Das hat zum einen mit der Allgegenwart von bundesdeutschen Rappern, Influencerinnen und Youtubern in ihren Social-Media-Timelines zu tun, zum anderen mit der starken Zuwanderung aus Deutschland in den letzten Jahrzehnten – viele Deutschschweizer Kinder und Jugendliche haben bundesdeutschsprachige Freundinnen und Freunde.

Durch dieses stärkere «Dem-Bundesdeutschen-ausgesetzt-sein» lernen viele junge Deutschschweizerinnen und Deutschschweizer auch (ziemlich) bundesdeutsches Hochdeutsch zu sprechen – als weiteres Register neben einem klar schweizerischen, dialektal stärker gefärbten Hochdeutsch.

Wird der Komplex überwunden?

Es ist denkbar, dass die Scheu vor dem Hochdeutschen dadurch abnehmen wird – weil man sich den Deutschen sprachlich ebenbürtiger fühlt.

Ob aber der Schweizer Hochdeutsch-Komplex damit bald Geschichte sein wird, bleibt aber offen. Denn die wachsende Bundesdeutsch-Kompetenz der Deutschschweizerinnen und Deutschschweizer könnte auch dazu führen, dass Schweizerhochdeutsch eher noch weiter abgewertet wird – als die Sprache der Hinterwäldlerinnen und Ungebildeten.
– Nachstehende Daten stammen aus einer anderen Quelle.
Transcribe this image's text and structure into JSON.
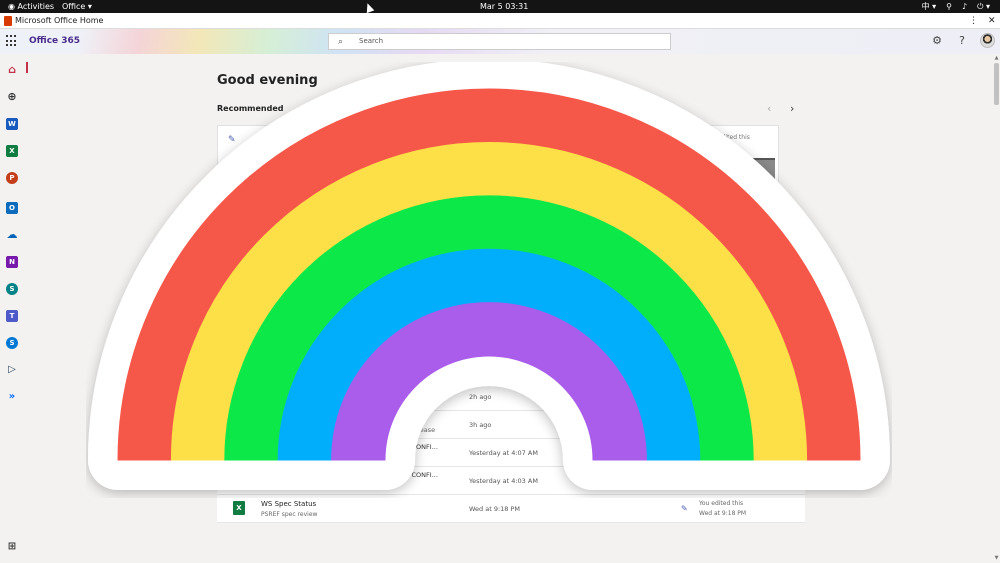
{
  "topbar": {
    "activities": "Activities",
    "app_menu": "Office ▾",
    "clock": "Mar 5  03:31",
    "input_method": "中 ▾",
    "status_icons": [
      "network-icon",
      "volume-icon",
      "power-icon"
    ]
  },
  "window": {
    "title": "Microsoft Office Home",
    "menu_glyph": "⋮",
    "close_glyph": "✕"
  },
  "header": {
    "brand": "Office 365",
    "search_placeholder": "Search",
    "settings_glyph": "⚙",
    "help_glyph": "?"
  },
  "rail": {
    "items": [
      {
        "name": "home",
        "color": "#c4314b"
      },
      {
        "name": "create",
        "color": "#444444"
      },
      {
        "name": "word",
        "color": "#185abd"
      },
      {
        "name": "excel",
        "color": "#107c41"
      },
      {
        "name": "powerpoint",
        "color": "#c43e1c"
      },
      {
        "name": "outlook",
        "color": "#0f6cbd"
      },
      {
        "name": "onedrive",
        "color": "#0364b8"
      },
      {
        "name": "onenote",
        "color": "#7719aa"
      },
      {
        "name": "sharepoint",
        "color": "#038387"
      },
      {
        "name": "teams",
        "color": "#5059c9"
      },
      {
        "name": "sway",
        "color": "#0078d4"
      },
      {
        "name": "stream",
        "color": "#1b3a57"
      },
      {
        "name": "power-automate",
        "color": "#0066ff"
      }
    ]
  },
  "main": {
    "greeting": "Good evening",
    "recommended_title": "Recommended",
    "rec_card_meta": "edited this",
    "files": [
      {
        "time": "2h ago",
        "name_frag": "",
        "sub_frag": ""
      },
      {
        "time": "3h ago",
        "name_frag": "",
        "sub_frag": "ion, Please"
      },
      {
        "time": "Yesterday at 4:07 AM",
        "name_frag": "VO CONFI...",
        "sub_frag": ""
      },
      {
        "time": "Yesterday at 4:03 AM",
        "name_frag": "VO CONFI...",
        "sub_frag": ""
      },
      {
        "time": "Wed at 9:18 PM",
        "name": "WS Spec Status",
        "sub": "PSREF spec review",
        "edited": "You edited this",
        "edited_time": "Wed at 9:18 PM"
      }
    ]
  },
  "rainbow": {
    "band_colors": [
      "#f5594a",
      "#fde047",
      "#11e84a",
      "#00aefc",
      "#a95dea"
    ],
    "outline_color": "#ffffff"
  }
}
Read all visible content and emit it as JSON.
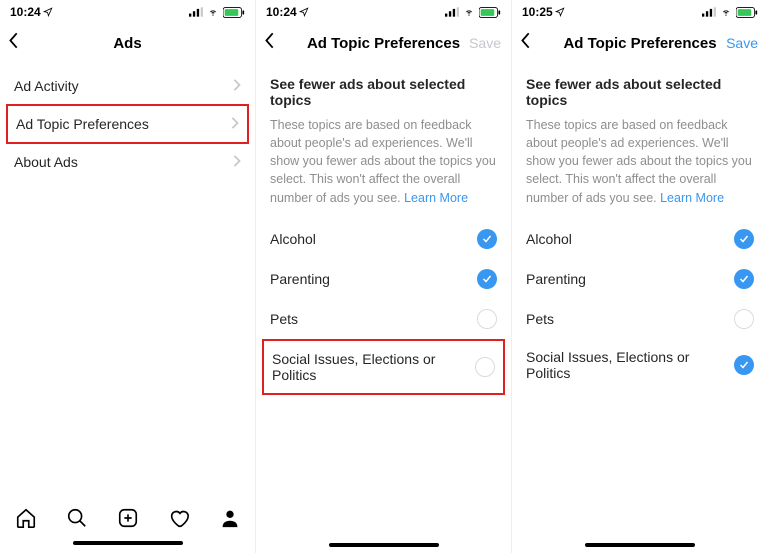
{
  "statusbar": {
    "time1": "10:24",
    "time2": "10:24",
    "time3": "10:25"
  },
  "screen1": {
    "title": "Ads",
    "items": {
      "activity": "Ad Activity",
      "topic_prefs": "Ad Topic Preferences",
      "about": "About Ads"
    }
  },
  "screen2": {
    "title": "Ad Topic Preferences",
    "save": "Save",
    "heading": "See fewer ads about selected topics",
    "desc": "These topics are based on feedback about people's ad experiences. We'll show you fewer ads about the topics you select. This won't affect the overall number of ads you see. ",
    "learn_more": "Learn More",
    "topics": {
      "alcohol": "Alcohol",
      "parenting": "Parenting",
      "pets": "Pets",
      "social": "Social Issues, Elections or Politics"
    }
  },
  "screen3": {
    "title": "Ad Topic Preferences",
    "save": "Save",
    "heading": "See fewer ads about selected topics",
    "desc": "These topics are based on feedback about people's ad experiences. We'll show you fewer ads about the topics you select. This won't affect the overall number of ads you see. ",
    "learn_more": "Learn More",
    "topics": {
      "alcohol": "Alcohol",
      "parenting": "Parenting",
      "pets": "Pets",
      "social": "Social Issues, Elections or Politics"
    }
  }
}
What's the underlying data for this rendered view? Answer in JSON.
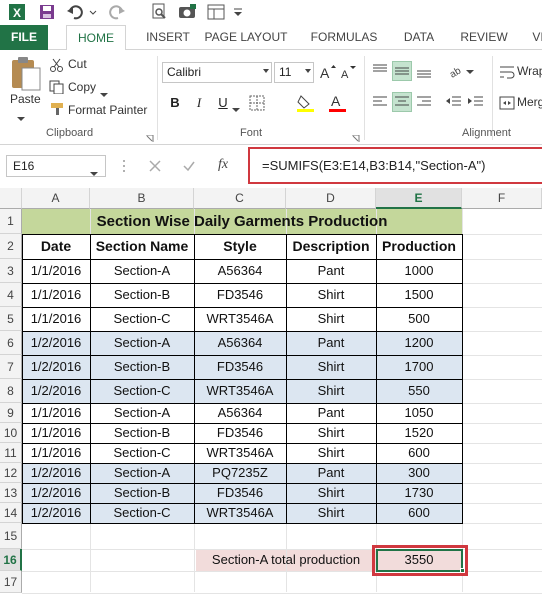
{
  "ribbon_tabs": [
    "FILE",
    "HOME",
    "INSERT",
    "PAGE LAYOUT",
    "FORMULAS",
    "DATA",
    "REVIEW",
    "VI"
  ],
  "clipboard": {
    "paste": "Paste",
    "cut": "Cut",
    "copy": "Copy",
    "format_painter": "Format Painter",
    "label": "Clipboard"
  },
  "font": {
    "name": "Calibri",
    "size": "11",
    "label": "Font"
  },
  "alignment": {
    "wrap": "Wrap",
    "merge": "Merg",
    "label": "Alignment"
  },
  "formula_bar": {
    "name_box": "E16",
    "fx": "fx",
    "formula": "=SUMIFS(E3:E14,B3:B14,\"Section-A\")"
  },
  "columns": [
    "A",
    "B",
    "C",
    "D",
    "E",
    "F"
  ],
  "rows": [
    "1",
    "2",
    "3",
    "4",
    "5",
    "6",
    "7",
    "8",
    "9",
    "10",
    "11",
    "12",
    "13",
    "14",
    "15",
    "16",
    "17"
  ],
  "sheet": {
    "title": "Section Wise Daily Garments Production",
    "headers": [
      "Date",
      "Section Name",
      "Style",
      "Description",
      "Production"
    ],
    "data": [
      [
        "1/1/2016",
        "Section-A",
        "A56364",
        "Pant",
        "1000"
      ],
      [
        "1/1/2016",
        "Section-B",
        "FD3546",
        "Shirt",
        "1500"
      ],
      [
        "1/1/2016",
        "Section-C",
        "WRT3546A",
        "Shirt",
        "500"
      ],
      [
        "1/2/2016",
        "Section-A",
        "A56364",
        "Pant",
        "1200"
      ],
      [
        "1/2/2016",
        "Section-B",
        "FD3546",
        "Shirt",
        "1700"
      ],
      [
        "1/2/2016",
        "Section-C",
        "WRT3546A",
        "Shirt",
        "550"
      ],
      [
        "1/1/2016",
        "Section-A",
        "A56364",
        "Pant",
        "1050"
      ],
      [
        "1/1/2016",
        "Section-B",
        "FD3546",
        "Shirt",
        "1520"
      ],
      [
        "1/1/2016",
        "Section-C",
        "WRT3546A",
        "Shirt",
        "600"
      ],
      [
        "1/2/2016",
        "Section-A",
        "PQ7235Z",
        "Pant",
        "300"
      ],
      [
        "1/2/2016",
        "Section-B",
        "FD3546",
        "Shirt",
        "1730"
      ],
      [
        "1/2/2016",
        "Section-C",
        "WRT3546A",
        "Shirt",
        "600"
      ]
    ],
    "summary_label": "Section-A total production",
    "summary_value": "3550"
  },
  "colors": {
    "excel_green": "#217346",
    "title_fill": "#c4d79b",
    "band_fill": "#dce6f1",
    "summary_fill": "#f2dcdb",
    "highlight_red": "#d0383f"
  }
}
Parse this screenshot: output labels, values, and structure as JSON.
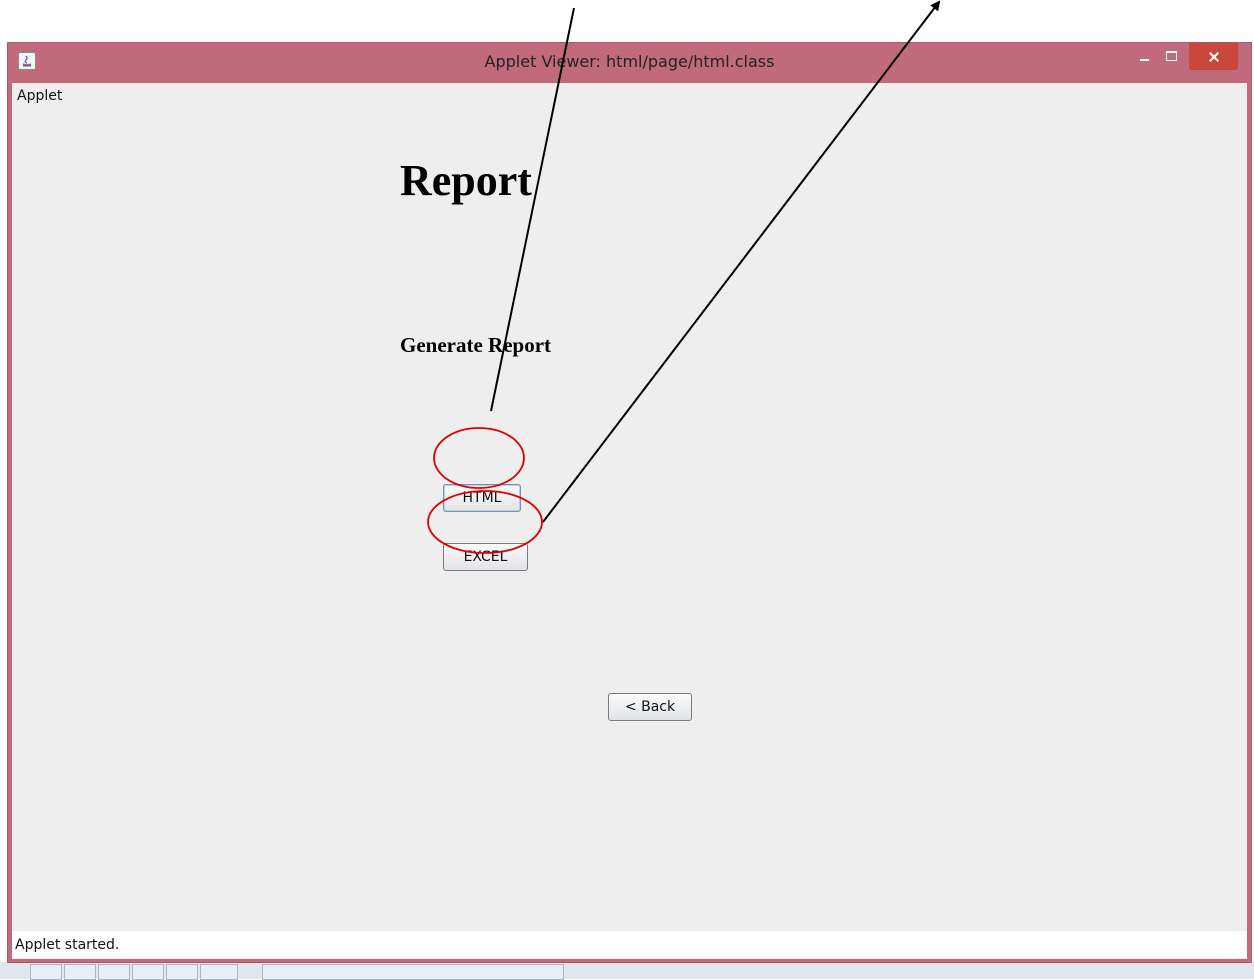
{
  "window": {
    "title": "Applet Viewer: html/page/html.class"
  },
  "menubar": {
    "applet_menu": "Applet"
  },
  "content": {
    "heading": "Report",
    "subheading": "Generate Report",
    "html_button": "HTML",
    "excel_button": "EXCEL",
    "back_button": "< Back"
  },
  "status": {
    "text": "Applet started."
  },
  "colors": {
    "window_frame": "#c06a7c",
    "close_button": "#c9483e",
    "client_background": "#eeeeee",
    "annotation_circle": "#e00000",
    "annotation_arrow": "#000000"
  },
  "icons": [
    "java-applet-icon",
    "minimize-icon",
    "maximize-icon",
    "close-icon"
  ]
}
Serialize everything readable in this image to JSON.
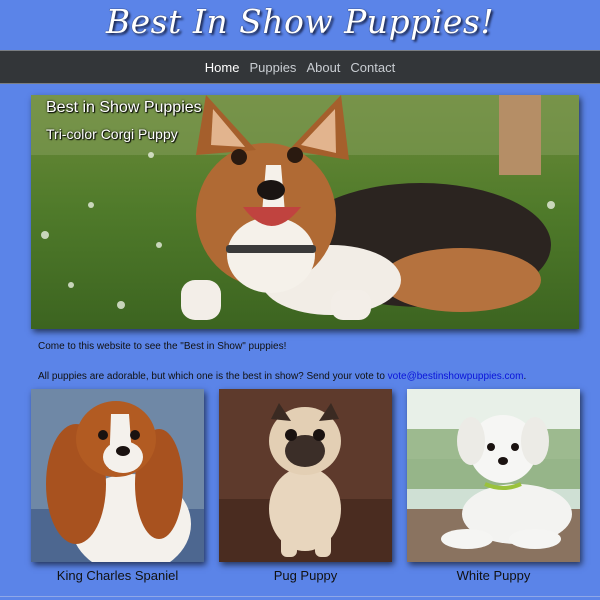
{
  "header": {
    "title": "Best In Show Puppies!"
  },
  "nav": {
    "items": [
      {
        "label": "Home",
        "active": true
      },
      {
        "label": "Puppies",
        "active": false
      },
      {
        "label": "About",
        "active": false
      },
      {
        "label": "Contact",
        "active": false
      }
    ]
  },
  "hero": {
    "title": "Best in Show Puppies",
    "subtitle": "Tri-color Corgi Puppy"
  },
  "intro": {
    "line1": "Come to this website to see the \"Best in Show\" puppies!",
    "line2_prefix": "All puppies are adorable, but which one is the best in show? Send your vote to ",
    "email": "vote@bestinshowpuppies.com",
    "line2_suffix": "."
  },
  "gallery": [
    {
      "caption": "King Charles Spaniel"
    },
    {
      "caption": "Pug Puppy"
    },
    {
      "caption": "White Puppy"
    }
  ],
  "colors": {
    "page_background": "#5b84e8",
    "nav_background": "#333639",
    "link": "#0a14d9"
  }
}
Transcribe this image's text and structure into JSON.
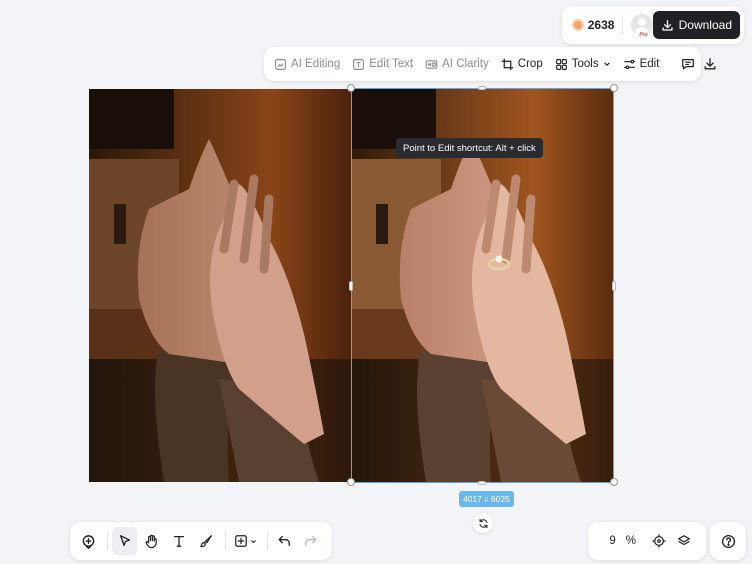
{
  "account": {
    "credits": "2638",
    "avatar_badge": "Pro",
    "download_label": "Download"
  },
  "toolbar": {
    "ai_editing": "AI Editing",
    "edit_text": "Edit Text",
    "ai_clarity": "AI Clarity",
    "crop": "Crop",
    "tools": "Tools",
    "edit": "Edit"
  },
  "canvas": {
    "tooltip": "Point to Edit shortcut: Alt + click",
    "dimensions": "4017 x 6025"
  },
  "zoom": {
    "value": "9",
    "unit": "%"
  },
  "colors": {
    "accent": "#5aa9e6",
    "download_bg": "#1f2124",
    "background": "#f3f4f8"
  }
}
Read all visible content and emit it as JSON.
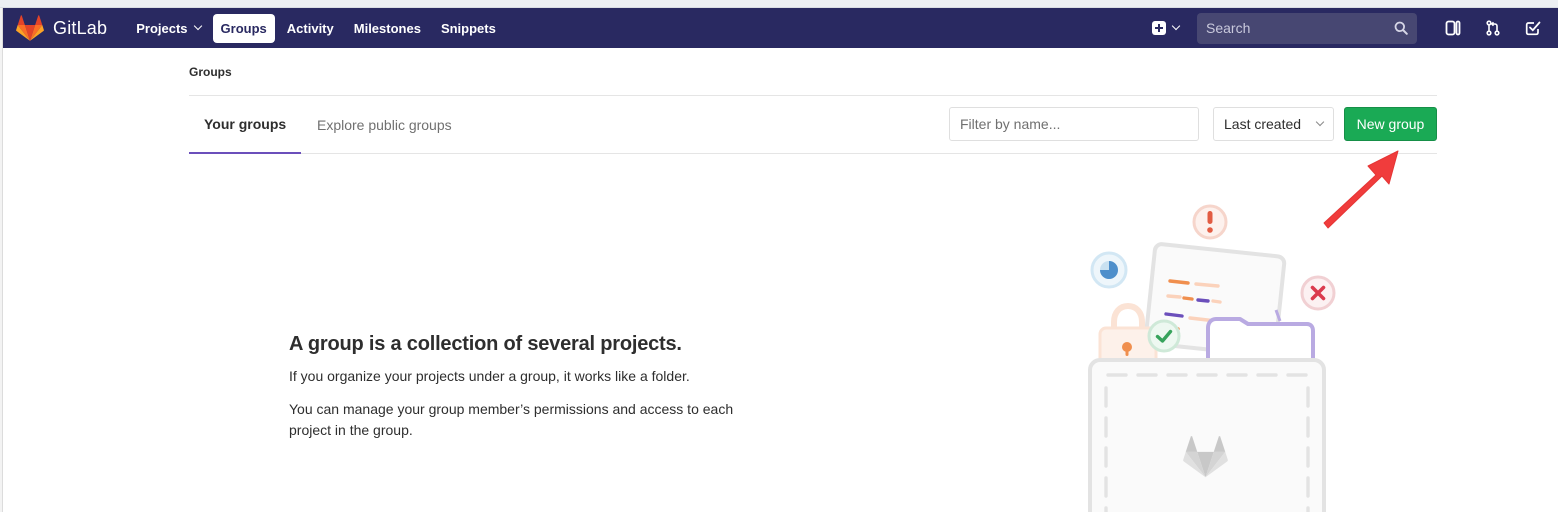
{
  "app": {
    "name": "GitLab",
    "accent": "#6b4fbb",
    "navbar_color": "#292961",
    "success_color": "#1aaa55"
  },
  "nav": {
    "items": [
      {
        "label": "Projects",
        "has_dropdown": true
      },
      {
        "label": "Groups",
        "active": true
      },
      {
        "label": "Activity"
      },
      {
        "label": "Milestones"
      },
      {
        "label": "Snippets"
      }
    ],
    "search_placeholder": "Search",
    "icons": [
      "gitlab-logo-icon",
      "plus-square-icon",
      "chevron-down-icon",
      "search-icon",
      "sidebar-toggle-icon",
      "merge-request-icon",
      "todo-check-icon"
    ]
  },
  "breadcrumb": {
    "current": "Groups"
  },
  "tabs": [
    {
      "label": "Your groups",
      "active": true
    },
    {
      "label": "Explore public groups"
    }
  ],
  "filter": {
    "placeholder": "Filter by name..."
  },
  "sort": {
    "selected": "Last created"
  },
  "new_group_button": {
    "label": "New group"
  },
  "empty_state": {
    "title": "A group is a collection of several projects.",
    "line1": "If you organize your projects under a group, it works like a folder.",
    "line2": "You can manage your group member’s permissions and access to each project in the group."
  },
  "annotation": {
    "arrow_color": "#f03c3c"
  }
}
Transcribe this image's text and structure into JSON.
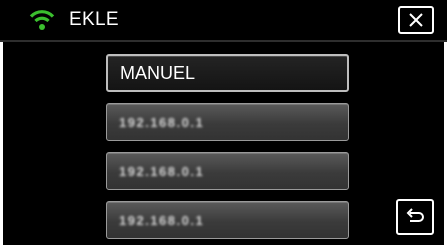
{
  "header": {
    "title": "EKLE",
    "wifi_icon": "wifi-icon",
    "close_icon": "close-icon",
    "wifi_color": "#3bbf2e"
  },
  "list": {
    "items": [
      {
        "label": "MANUEL",
        "selected": true
      },
      {
        "label": "192.168.0.1",
        "selected": false
      },
      {
        "label": "192.168.0.1",
        "selected": false
      },
      {
        "label": "192.168.0.1",
        "selected": false
      }
    ]
  },
  "footer": {
    "back_icon": "return-icon"
  }
}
Eine Prognose ist schwierig.

Es bräuchte einfach etwas mehr Selbstsicherheit, um stolz zur Schweizer Ausprägung von Hochdeutsch zu stehen. Das ist unsere Standardsprache, mit dem charmanten schweizerdeutschen Einfluss. Ist doch egal, wenn man uns anmerkt, dass wir aus der Schweiz kommen – das tut man bei den Deutschen schliesslich auch.